Nokta Dergisi'nin yaptığı terör propagandası medya ve hukuk dünyasından da tepki çekti. Av. Kezban Hatemi, derginin Cumhurbaşkanını suçlu gibi gibi göstererek suç işlediğini söyledi. Hatemi, “Kasdi olarak resim kullanılması dolayısı ile birçok kişi bu resmin gerçek olduğunu ve Cumhurbaşkanının şehit cenazeleri önünde böyle bir davranışta bulunduğunu zannedebilir" dedi. Avukat Hatemi, bu resim Cumhurbaşkanı'nın asker ve polisimizin şehit edilmesinde suçu varmış gibi göstermeye çalışıyor. Dolayısı ile Cumhurbaşkanına hakaret suçu söz konusu. İşlenen suçun cezası 1 yıldan 4 yıla kadar hapistir. Suç alenen işlendiği için de verilecek ceza 1/6 oranında attırılır. Toplatma kararı doğrudur" dedi.
Bu durumun paralel örgütün ne denli tehlikeli boyutta halk üzerinde algı yaratmaya devam ettiği açıkça ortaya koyduğunu dile getiren Hatemi “Cumhurbaşkanı barış sürecini başlattığı, 6 kanalın kurulmasında, Kürtçe- Türkçe sözlük yayınlanmasında, Kuran-ı Kerim'in Kürtçe mealinin yayımlanmasında ön ayak olduğu zaman paralel örgütün kendisi ve müttefikleri bu tutumu nerede ise vatan ihaneti sayıyorlardı. Terör olayları dolayısı ile seçimlerden sonra terör örgütünü bertaraf etmek için harekete geçilince bu kez de saf değiştirilip tam karşı yönden hücuma başladılar. Bu resim bu hücumun ifadesidir" şeklinde konuştu.
Avukat Yasin Şamlı ise hiçbir mesleki grubun kanun önünde suç işleme özgürlüğünün olmadığını söyledi Şamlı, “Kanunlar önünde herkes eşittir. Basın özgürlüğü farklı bir şey hakaret etme ve terör örgütü propagandası yapmak başka bir şeydir. Günümüzde gazetecilik hakaret etme işlemine karşı maske olarak kullanılmaktadır. Hiçbir meslek suç işlemek için maske olarak kullanılamaz. Türkiye'de maalesef basın yoluyla bu olaylara sık sık rastlıyoruz” dedi.
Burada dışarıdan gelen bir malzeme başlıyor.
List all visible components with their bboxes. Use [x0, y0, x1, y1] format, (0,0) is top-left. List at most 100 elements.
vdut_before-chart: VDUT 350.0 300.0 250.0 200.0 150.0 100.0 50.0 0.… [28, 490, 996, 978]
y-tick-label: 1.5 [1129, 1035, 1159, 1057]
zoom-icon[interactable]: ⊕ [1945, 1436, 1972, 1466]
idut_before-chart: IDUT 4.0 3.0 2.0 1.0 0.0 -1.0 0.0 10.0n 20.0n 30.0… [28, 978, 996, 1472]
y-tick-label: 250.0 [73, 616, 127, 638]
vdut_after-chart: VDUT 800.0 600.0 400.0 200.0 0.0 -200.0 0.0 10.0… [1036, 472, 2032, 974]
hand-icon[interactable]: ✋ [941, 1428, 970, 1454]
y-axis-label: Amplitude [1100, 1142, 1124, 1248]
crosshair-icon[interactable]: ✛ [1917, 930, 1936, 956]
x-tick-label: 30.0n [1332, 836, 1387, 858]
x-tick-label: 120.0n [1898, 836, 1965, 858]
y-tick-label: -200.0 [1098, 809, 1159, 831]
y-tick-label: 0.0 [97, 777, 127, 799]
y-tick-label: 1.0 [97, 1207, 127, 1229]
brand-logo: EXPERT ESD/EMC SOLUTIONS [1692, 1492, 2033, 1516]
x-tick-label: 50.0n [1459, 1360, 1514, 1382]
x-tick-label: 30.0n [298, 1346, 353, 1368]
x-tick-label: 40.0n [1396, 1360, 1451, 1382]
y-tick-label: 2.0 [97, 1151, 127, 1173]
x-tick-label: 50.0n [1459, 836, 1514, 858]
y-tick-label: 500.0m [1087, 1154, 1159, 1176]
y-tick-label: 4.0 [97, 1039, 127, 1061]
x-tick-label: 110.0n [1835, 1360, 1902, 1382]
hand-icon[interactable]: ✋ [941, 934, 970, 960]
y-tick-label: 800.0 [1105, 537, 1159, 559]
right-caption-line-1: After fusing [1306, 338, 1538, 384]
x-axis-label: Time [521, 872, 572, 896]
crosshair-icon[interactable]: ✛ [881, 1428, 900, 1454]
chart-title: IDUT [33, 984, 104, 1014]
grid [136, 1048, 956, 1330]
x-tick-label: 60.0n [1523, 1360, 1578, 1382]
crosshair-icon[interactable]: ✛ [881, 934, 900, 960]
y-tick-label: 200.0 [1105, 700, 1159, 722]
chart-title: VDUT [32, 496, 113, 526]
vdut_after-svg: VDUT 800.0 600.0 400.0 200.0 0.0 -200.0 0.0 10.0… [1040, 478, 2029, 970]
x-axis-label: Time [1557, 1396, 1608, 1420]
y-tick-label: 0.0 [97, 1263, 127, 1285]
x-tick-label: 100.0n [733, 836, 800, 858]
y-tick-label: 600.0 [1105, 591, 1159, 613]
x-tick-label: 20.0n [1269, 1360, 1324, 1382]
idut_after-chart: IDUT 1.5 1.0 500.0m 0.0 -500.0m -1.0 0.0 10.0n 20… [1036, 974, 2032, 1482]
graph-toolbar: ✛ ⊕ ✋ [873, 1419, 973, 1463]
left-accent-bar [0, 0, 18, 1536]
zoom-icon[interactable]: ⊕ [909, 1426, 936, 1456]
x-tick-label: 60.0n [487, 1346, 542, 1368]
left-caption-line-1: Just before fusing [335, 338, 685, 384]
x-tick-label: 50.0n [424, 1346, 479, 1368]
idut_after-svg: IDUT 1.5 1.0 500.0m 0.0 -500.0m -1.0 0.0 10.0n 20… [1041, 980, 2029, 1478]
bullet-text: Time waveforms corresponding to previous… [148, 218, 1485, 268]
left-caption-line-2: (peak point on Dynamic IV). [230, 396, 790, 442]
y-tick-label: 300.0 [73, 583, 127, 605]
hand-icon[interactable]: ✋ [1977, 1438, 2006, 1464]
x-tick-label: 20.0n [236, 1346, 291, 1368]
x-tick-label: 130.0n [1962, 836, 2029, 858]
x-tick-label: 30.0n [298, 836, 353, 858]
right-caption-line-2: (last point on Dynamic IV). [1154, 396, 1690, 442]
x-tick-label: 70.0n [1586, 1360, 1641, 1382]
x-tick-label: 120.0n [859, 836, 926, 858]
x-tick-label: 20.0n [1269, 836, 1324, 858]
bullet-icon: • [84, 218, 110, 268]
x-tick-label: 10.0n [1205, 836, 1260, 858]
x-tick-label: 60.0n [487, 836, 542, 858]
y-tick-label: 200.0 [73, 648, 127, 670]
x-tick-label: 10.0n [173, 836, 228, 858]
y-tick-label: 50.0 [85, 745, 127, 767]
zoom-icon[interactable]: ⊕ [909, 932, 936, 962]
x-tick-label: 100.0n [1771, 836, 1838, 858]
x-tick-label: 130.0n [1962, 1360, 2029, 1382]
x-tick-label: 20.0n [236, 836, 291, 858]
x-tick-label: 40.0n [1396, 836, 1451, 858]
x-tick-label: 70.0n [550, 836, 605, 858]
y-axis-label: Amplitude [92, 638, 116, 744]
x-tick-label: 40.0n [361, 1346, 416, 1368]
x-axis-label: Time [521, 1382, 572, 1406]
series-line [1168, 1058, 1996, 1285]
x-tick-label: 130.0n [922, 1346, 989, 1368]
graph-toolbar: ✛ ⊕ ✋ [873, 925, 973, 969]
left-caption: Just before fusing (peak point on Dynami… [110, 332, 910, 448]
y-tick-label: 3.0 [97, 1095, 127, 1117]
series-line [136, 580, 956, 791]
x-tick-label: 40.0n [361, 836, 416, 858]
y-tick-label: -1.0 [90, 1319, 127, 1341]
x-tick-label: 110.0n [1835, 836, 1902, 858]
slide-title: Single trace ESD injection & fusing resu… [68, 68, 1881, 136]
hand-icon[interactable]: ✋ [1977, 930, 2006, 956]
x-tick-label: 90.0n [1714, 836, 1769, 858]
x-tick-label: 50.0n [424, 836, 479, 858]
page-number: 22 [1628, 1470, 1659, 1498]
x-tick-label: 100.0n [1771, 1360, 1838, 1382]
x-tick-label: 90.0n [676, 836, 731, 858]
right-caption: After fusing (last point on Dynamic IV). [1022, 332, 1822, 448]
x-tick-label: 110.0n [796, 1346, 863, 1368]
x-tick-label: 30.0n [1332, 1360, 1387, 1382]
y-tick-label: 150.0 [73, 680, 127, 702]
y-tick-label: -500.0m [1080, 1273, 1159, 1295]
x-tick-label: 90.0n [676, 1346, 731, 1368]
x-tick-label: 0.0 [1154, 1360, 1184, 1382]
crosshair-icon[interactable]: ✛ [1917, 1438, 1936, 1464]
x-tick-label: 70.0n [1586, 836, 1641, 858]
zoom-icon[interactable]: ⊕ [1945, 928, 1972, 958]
Nokta Dergisi'nin Cumhurbaşkanı Recep Tayyip Erdoğan ile ilgili kapağına tepki gösteren AK Parti Ankara Milletvekili Emrullah İşler, “Paralel paçavra Erdoğan'a yönelik Nokta operasyona kalkışmış. Hem Paralel'e hem de ağababalarına millet 1 Kasım'da asıl noktayı koyacak" dedi.
Nokta Dergisi'nin imza attığı algı operasyonu aslında Fetullahçı Terör Örgütü'nün uzun süredir yürüttüğü bir operasyonun bir parçası. Cumhurbaşkanı Erdoğan ve hükümeti hedef alan çarpıtılmış bilgilere yer veren aktifhaber.com, postmedya.com, rotahaber.com grihat.com ve yine paralel yapıyla organik bağı olmasa da da aynı eksende yayın yapan T24 gibi siteler, algı operasyonunda birlikte hareket ediyor. Önce Twitter'da Sosyalpencere gibi operasyon hesaplar yalan bilgi yayıyor, ardından paralel yapının sözde haber siteleri harekete geçerek desteksiz ve çarpıtılmış bilgileri 'sosyal medyada konuşulanlara' göre diyerek haberleştiriyor ve yayılmasını sağlıyor.
Bu noktada FETÖ'yle bağlantılı Zaman, Bugün, Meydan ve Millet gazetelerinin internet siteleri devreye girip yalan bilgiyi haberleştiriyor. Sözcü, Cumhuriyet, Taraf gibi gazeteler basılı nüshalarında bu çarpıtılmış bilgilere yer veriyor. Son aşamada ise FETÖ medyası sahneye çıkıp bu kez Cumhuriyet gibi gazeteleri kaynak göstererek gerçekmiş gibi sunuyor.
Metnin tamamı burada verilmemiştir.